The lack of understanding from which this antagonism has developed can be attributed not only to a different idea of equality but to a contrasting idea of the world in general.

“Westerners have a more linear view of the world.… Now our language, our history and sort of our very philosophy is very much circular. So we don’t see that there is a beginning and end to anything, there is simply a state of being,” shared Reece.

According to First Nation beliefs, a person has no real death and exists forever in a constant cycle of connectivity.

“If you want to use a Star Wars metaphor, which I actually thought was very clever, it’s a symbiotic relationship. Everything that happens to every branch on the tree happens to the tree itself. We as indigenous people see our existence as intertwined with everything around us,” explained Reece.

“We believe that when we pass away our spirit leaves but our physical body is left behind and of course you bury it, it goes into the ground, the nutrients spread and eventually it goes into the grass which is eaten by the deer [and so on],” added Reece.
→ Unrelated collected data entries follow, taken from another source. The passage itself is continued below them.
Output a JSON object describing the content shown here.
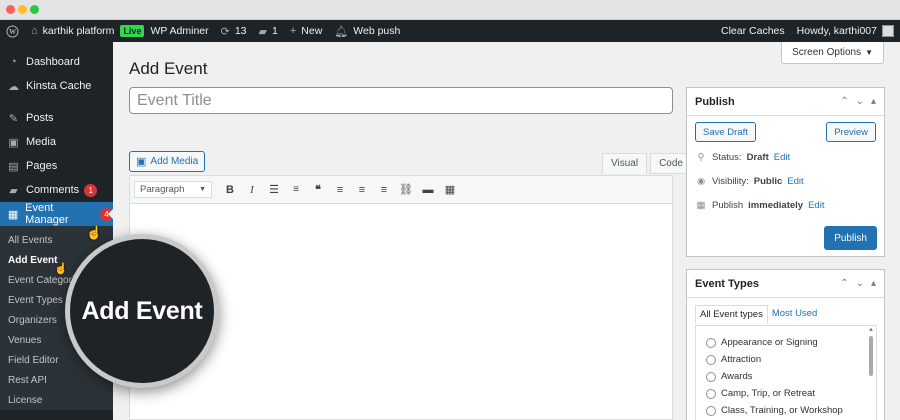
{
  "adminbar": {
    "site_name": "karthik platform",
    "live_label": "Live",
    "wp_adminer": "WP Adminer",
    "updates_count": "13",
    "comments_count": "1",
    "new_label": "New",
    "web_push": "Web push",
    "clear_caches": "Clear Caches",
    "howdy": "Howdy, karthi007"
  },
  "sidebar": {
    "items": [
      {
        "label": "Dashboard",
        "icon": "dashboard-icon"
      },
      {
        "label": "Kinsta Cache",
        "icon": "cloud-icon"
      },
      {
        "label": "Posts",
        "icon": "pin-icon"
      },
      {
        "label": "Media",
        "icon": "media-icon"
      },
      {
        "label": "Pages",
        "icon": "pages-icon"
      },
      {
        "label": "Comments",
        "icon": "comment-icon",
        "badge": "1"
      },
      {
        "label": "Event Manager",
        "icon": "calendar-icon",
        "badge": "4"
      }
    ],
    "submenu": [
      "All Events",
      "Add Event",
      "Event Categories",
      "Event Types",
      "Organizers",
      "Venues",
      "Field Editor",
      "Rest API",
      "License"
    ]
  },
  "magnifier": {
    "label": "Add Event"
  },
  "main": {
    "screen_options": "Screen Options",
    "page_title": "Add Event",
    "title_placeholder": "Event Title",
    "add_media": "Add Media",
    "tab_visual": "Visual",
    "tab_code": "Code",
    "format_select": "Paragraph"
  },
  "publish": {
    "title": "Publish",
    "save_draft": "Save Draft",
    "preview": "Preview",
    "status_label": "Status:",
    "status_value": "Draft",
    "visibility_label": "Visibility:",
    "visibility_value": "Public",
    "publish_label": "Publish",
    "publish_value": "immediately",
    "edit": "Edit",
    "publish_button": "Publish"
  },
  "event_types": {
    "title": "Event Types",
    "tab_all": "All Event types",
    "tab_most_used": "Most Used",
    "items": [
      "Appearance or Signing",
      "Attraction",
      "Awards",
      "Camp, Trip, or Retreat",
      "Class, Training, or Workshop"
    ]
  },
  "colors": {
    "accent": "#2271b1",
    "adminbar_bg": "#1d2327",
    "badge_red": "#d63638",
    "live_green": "#32d74b"
  }
}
This is why a fairly recent occurrence on Pender Island, B.C. created such a negative stir among the island’s First Nations population. Poet’s Cove, which is situated on top of what was once a village belonging to the Tswout First Nations of Pender Island, went under reconstruction in 2004 unearthing ancient native remains. Instead of the incident being reported to the First Nations of the area, they were shipped off to a museum in Seattle.
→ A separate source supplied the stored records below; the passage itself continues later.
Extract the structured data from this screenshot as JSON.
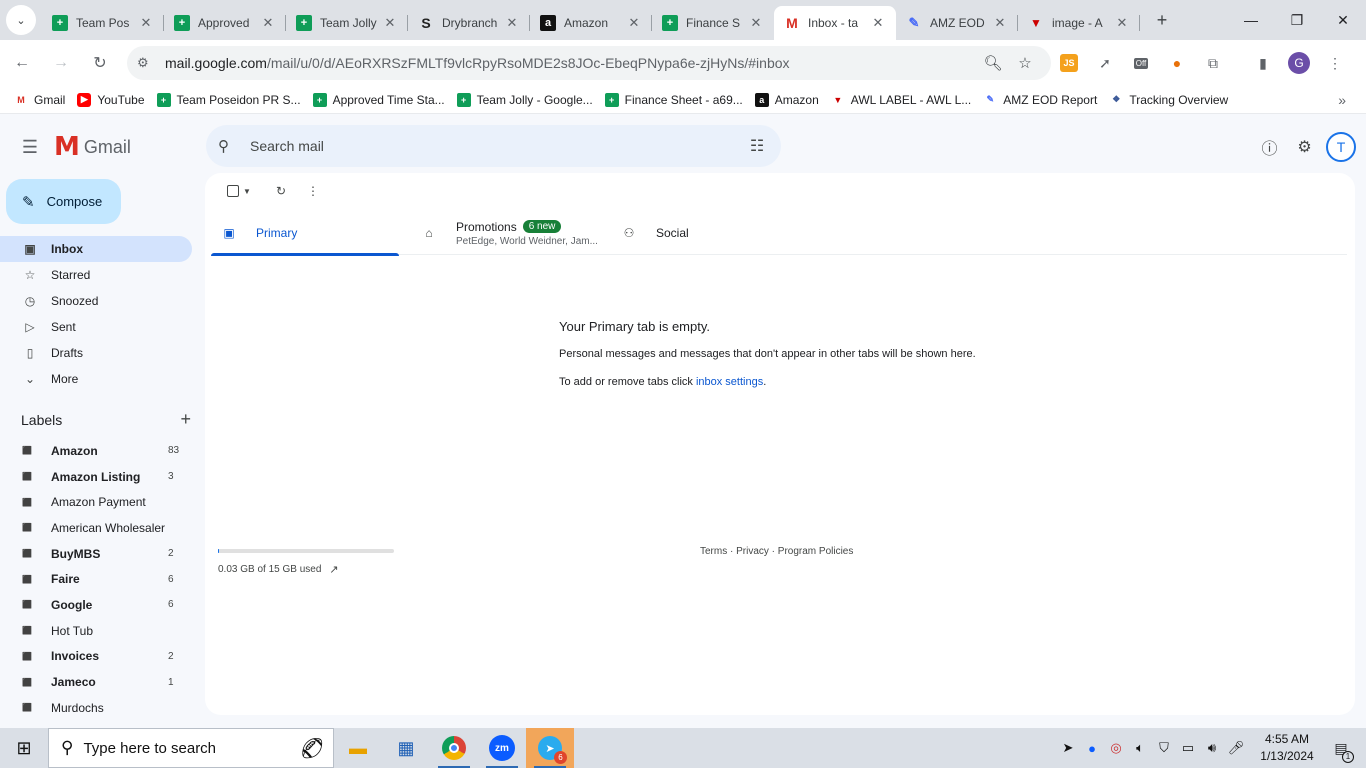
{
  "browser": {
    "tabs": [
      {
        "title": "Team Pos",
        "fav": "sheets-icon",
        "fav_text": "+"
      },
      {
        "title": "Approved",
        "fav": "sheets-icon",
        "fav_text": "+"
      },
      {
        "title": "Team Jolly",
        "fav": "sheets-icon",
        "fav_text": "+"
      },
      {
        "title": "Drybranch",
        "fav": "drybranch-icon",
        "fav_text": "S"
      },
      {
        "title": "Amazon",
        "fav": "amazon-icon",
        "fav_text": "a"
      },
      {
        "title": "Finance S",
        "fav": "sheets-icon",
        "fav_text": "+"
      },
      {
        "title": "Inbox - ta",
        "fav": "gmail-icon",
        "fav_text": "M"
      },
      {
        "title": "AMZ EOD",
        "fav": "amz-eod-icon",
        "fav_text": "✎"
      },
      {
        "title": "image - A",
        "fav": "awl-icon",
        "fav_text": "▼"
      }
    ],
    "url_host": "mail.google.com",
    "url_path": "/mail/u/0/d/AEoRXRSzFMLTf9vlcRpyRsoMDE2s8JOc-EbeqPNypa6e-zjHyNs/#inbox",
    "ext_js": "JS",
    "ext_off": "Off",
    "profile_letter": "G",
    "bookmarks": [
      {
        "title": "Gmail",
        "fav": "gmail-icon",
        "fav_text": "M"
      },
      {
        "title": "YouTube",
        "fav": "youtube-icon",
        "fav_text": "▶"
      },
      {
        "title": "Team Poseidon PR S...",
        "fav": "sheets-icon",
        "fav_text": "+"
      },
      {
        "title": "Approved Time Sta...",
        "fav": "sheets-icon",
        "fav_text": "+"
      },
      {
        "title": "Team Jolly - Google...",
        "fav": "sheets-icon",
        "fav_text": "+"
      },
      {
        "title": "Finance Sheet - a69...",
        "fav": "sheets-icon",
        "fav_text": "+"
      },
      {
        "title": "Amazon",
        "fav": "amazon-icon",
        "fav_text": "a"
      },
      {
        "title": "AWL LABEL - AWL L...",
        "fav": "awl-icon",
        "fav_text": "▼"
      },
      {
        "title": "AMZ EOD Report",
        "fav": "amz-eod-icon",
        "fav_text": "✎"
      },
      {
        "title": "Tracking Overview",
        "fav": "tracking-icon",
        "fav_text": "❖"
      }
    ]
  },
  "gmail": {
    "logo_text": "Gmail",
    "search_placeholder": "Search mail",
    "avatar_letter": "T",
    "compose_label": "Compose",
    "nav": [
      {
        "label": "Inbox",
        "icon": "inbox-icon",
        "glyph": "▣",
        "active": true
      },
      {
        "label": "Starred",
        "icon": "star-icon",
        "glyph": "☆",
        "active": false
      },
      {
        "label": "Snoozed",
        "icon": "clock-icon",
        "glyph": "◷",
        "active": false
      },
      {
        "label": "Sent",
        "icon": "send-icon",
        "glyph": "▷",
        "active": false
      },
      {
        "label": "Drafts",
        "icon": "draft-icon",
        "glyph": "▯",
        "active": false
      },
      {
        "label": "More",
        "icon": "chevron-down-icon",
        "glyph": "⌄",
        "active": false
      }
    ],
    "labels_title": "Labels",
    "labels": [
      {
        "name": "Amazon",
        "count": "83",
        "bold": true
      },
      {
        "name": "Amazon Listing",
        "count": "3",
        "bold": true
      },
      {
        "name": "Amazon Payment",
        "count": "",
        "bold": false
      },
      {
        "name": "American Wholesaler",
        "count": "",
        "bold": false
      },
      {
        "name": "BuyMBS",
        "count": "2",
        "bold": true
      },
      {
        "name": "Faire",
        "count": "6",
        "bold": true
      },
      {
        "name": "Google",
        "count": "6",
        "bold": true
      },
      {
        "name": "Hot Tub",
        "count": "",
        "bold": false
      },
      {
        "name": "Invoices",
        "count": "2",
        "bold": true
      },
      {
        "name": "Jameco",
        "count": "1",
        "bold": true
      },
      {
        "name": "Murdochs",
        "count": "",
        "bold": false
      }
    ],
    "tabs": {
      "primary": "Primary",
      "promotions": "Promotions",
      "promotions_badge": "6 new",
      "promotions_senders": "PetEdge, World Weidner, Jam...",
      "social": "Social"
    },
    "empty": {
      "title": "Your Primary tab is empty.",
      "line1": "Personal messages and messages that don't appear in other tabs will be shown here.",
      "line2_prefix": "To add or remove tabs click ",
      "line2_link": "inbox settings",
      "line2_suffix": "."
    },
    "storage": {
      "text": "0.03 GB of 15 GB used",
      "fraction": 0.002
    },
    "footer": "Terms · Privacy · Program Policies"
  },
  "taskbar": {
    "search_placeholder": "Type here to search",
    "zoom_text": "zm",
    "telegram_badge": "6",
    "time": "4:55 AM",
    "date": "1/13/2024",
    "notif_count": "1"
  }
}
“From their point of view it is something so inhuman and so insensitive because the First Nation ancestors are not finished… so to desecrate their remains is a horrible thing. It is kind of destroying their lives” explained Kohli.

So, on June 19, 2011 the remains were returned under the new management of Kohli for a proper burial.

This act of respect and correcting a past wrong is really exemplary of the progressive attitudes in B.C. towards the land’s original inhabitants.

“I think the steps that Poet’s has made to have a real reconciliation and talk about the real problems really shows the zeal in British Columbia at healing the divide between indigenous and non-indigenous British Columbians” remarked Reece.

Kohli’s hopes to see more cases of co-operation between Aboriginal and non-Aboriginal people elsewhere.

“It’s all these different views that we have compared to First Nations. We need to learn to appreciate how they look at the world. It doesn’t mean we have to change over, but at least we can learn to appreciate it and respect it” he concluded.